Effective dose equivalent estimation for humans on Mars

TL;DR

This study develops and validates a detailed Martian radiation environment model to estimate human organ doses and effective dose equivalents, assessing mission viability under cosmic radiation exposure.

Contribution

The paper introduces a comprehensive Martian radiation model using MCNP6 and ICRP phantoms, validated with real rover data for accurate dose estimation.

Findings

Model closely matches RAD measurements and other models.

Organ dose assessments inform mission safety planning.

Supports viability analysis for extended Mars surface missions.

Abstract

Exposure to cosmic radiation is a major concern in space exploration. On the Martian surface, a complex radiation field is present, formed by a constant influx of galactic cosmic radiation and the secondary particles produced by their interaction with the planet's atmosphere and regolith.
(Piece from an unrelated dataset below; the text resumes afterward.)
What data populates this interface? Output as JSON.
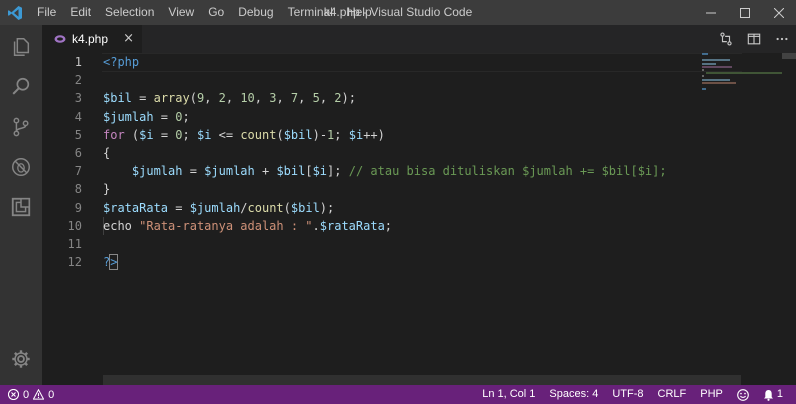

In this work, a Martian environment model was developed using MCNP6 following the guidelines of the 1st Mars Space Radiation Modeling Workshop. The accuracy of the model was tested by comparing particle spectra and dose rate results with other model results and measurements from the Radiation Assessment Detector (RAD) onboard the Curiosity rover, taken between November 15, 2015, and January 15, 2016. The ICRP's voxel-type computational phantoms were then implemented into the code. Organ dose and effective dose equivalent were assessed for the same time period. The viability of a mission on the surface of Mars for extended periods of time under the assumed conditions was here investigated.